A couple of weeks ago, I attended a theology conference at St. Andrew United Methodist Church, maybe 8 or 10 miles South of here on University Boulevard. I say it was a theology conference, and it was. But it was actually called “Theology Beer Camp,” and there were six hundred people registered to attend this thing. They did serve beer, but the beer wasn’t the main attraction. I didn’t see anybody overindulge, and a lot of people weren’t drinking beer at all.
You know, a lot us involved in church nowadays wring our hands and worry about how young people no longer seem to be interested in Christian faith. We wonder what will happen as this cohort of young adults ages.

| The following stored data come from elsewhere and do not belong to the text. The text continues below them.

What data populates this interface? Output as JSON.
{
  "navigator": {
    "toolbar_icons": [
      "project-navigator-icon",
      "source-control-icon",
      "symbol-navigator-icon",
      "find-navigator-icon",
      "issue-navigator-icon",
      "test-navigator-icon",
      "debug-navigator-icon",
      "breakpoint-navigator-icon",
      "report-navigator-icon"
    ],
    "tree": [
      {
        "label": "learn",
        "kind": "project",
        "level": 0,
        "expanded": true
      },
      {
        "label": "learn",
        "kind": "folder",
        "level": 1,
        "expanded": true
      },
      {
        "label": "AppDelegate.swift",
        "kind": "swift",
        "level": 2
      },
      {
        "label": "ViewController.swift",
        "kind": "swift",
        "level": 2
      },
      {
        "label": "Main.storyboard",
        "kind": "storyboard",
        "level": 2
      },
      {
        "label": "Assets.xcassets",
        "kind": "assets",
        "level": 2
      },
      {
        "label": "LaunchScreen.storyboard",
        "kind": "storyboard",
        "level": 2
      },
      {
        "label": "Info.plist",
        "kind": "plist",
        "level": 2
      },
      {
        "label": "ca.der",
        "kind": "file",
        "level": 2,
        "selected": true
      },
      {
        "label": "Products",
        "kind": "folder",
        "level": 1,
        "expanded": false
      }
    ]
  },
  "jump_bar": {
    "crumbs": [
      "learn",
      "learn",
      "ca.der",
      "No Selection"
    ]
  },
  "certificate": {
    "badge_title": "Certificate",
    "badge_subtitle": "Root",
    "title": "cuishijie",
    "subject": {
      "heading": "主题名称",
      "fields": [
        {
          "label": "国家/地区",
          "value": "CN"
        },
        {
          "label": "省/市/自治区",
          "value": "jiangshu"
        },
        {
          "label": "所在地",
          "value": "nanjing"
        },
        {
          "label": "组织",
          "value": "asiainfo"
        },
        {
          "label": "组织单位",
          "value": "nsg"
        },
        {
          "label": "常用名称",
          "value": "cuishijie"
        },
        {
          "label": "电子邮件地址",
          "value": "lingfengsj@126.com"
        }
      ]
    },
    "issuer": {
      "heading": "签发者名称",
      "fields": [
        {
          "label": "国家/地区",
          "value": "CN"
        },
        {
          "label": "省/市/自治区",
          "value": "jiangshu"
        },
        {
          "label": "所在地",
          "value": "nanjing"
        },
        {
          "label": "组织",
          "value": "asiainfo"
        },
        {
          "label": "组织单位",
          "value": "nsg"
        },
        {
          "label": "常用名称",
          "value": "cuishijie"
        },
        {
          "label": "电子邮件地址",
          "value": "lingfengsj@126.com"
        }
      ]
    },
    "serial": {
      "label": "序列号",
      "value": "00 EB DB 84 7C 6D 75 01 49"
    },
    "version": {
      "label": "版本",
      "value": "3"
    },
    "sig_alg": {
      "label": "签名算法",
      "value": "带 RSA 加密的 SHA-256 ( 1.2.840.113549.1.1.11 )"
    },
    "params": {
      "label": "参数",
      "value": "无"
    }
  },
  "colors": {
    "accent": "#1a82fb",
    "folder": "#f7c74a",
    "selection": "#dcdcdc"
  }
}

Will the church continue to decline? Will it die?
Those were not the questions on people’s minds at the Theology Beer Camp. Not everybody there was in their 20s or 30s, but a whole lot of them were. There were presentations at this gathering by serious academic theologians. There were panel discussions and talks, with several of them happening simultaneously in different large rooms, with 200 or 300 people listening to each one. When some theologian made a point in one of their talks, people would erupt in cheering and clapping. The questions and discussion were lively and thoughtful. There was also, for reasons I don’t entirely get, a Lord of the Rings theme going on. People were discussing theology and listening to these heavyweight academic theologians while dressed as their favorite Lord of the Rings characters. I didn’t really understand that part, but hey, it’s fine with me. The whole thing was sort of like this “theology party.” I’ve never been to a theology party, but I’m pretty sure that’s what that was last week.
So was that the church?
I’d say yes. I’d say absolutely: a community of people becoming the body of Christ for the world, excited, joyful, reaching beyond the limits and the petty hatreds they’ve been taught, and participating in healing God’s world.
Now, I don’t know that we’re called to throw that kind of event. Maybe we are, I don’t know. But what I do know for sure, what I saw there as I’ve seen so many times, is that God’s Spirit is active and alive in the world, just as much now as it was 2000 years ago. If we can’t see it we’re probably just looking in the wrong place. God invites us to be part of that life. God invites all of us to dream dreams and see visions. We don’t know the church we will become. But I invite all of us to commit ourselves together to wherever God leads us.
Let’s take a few moments of silence.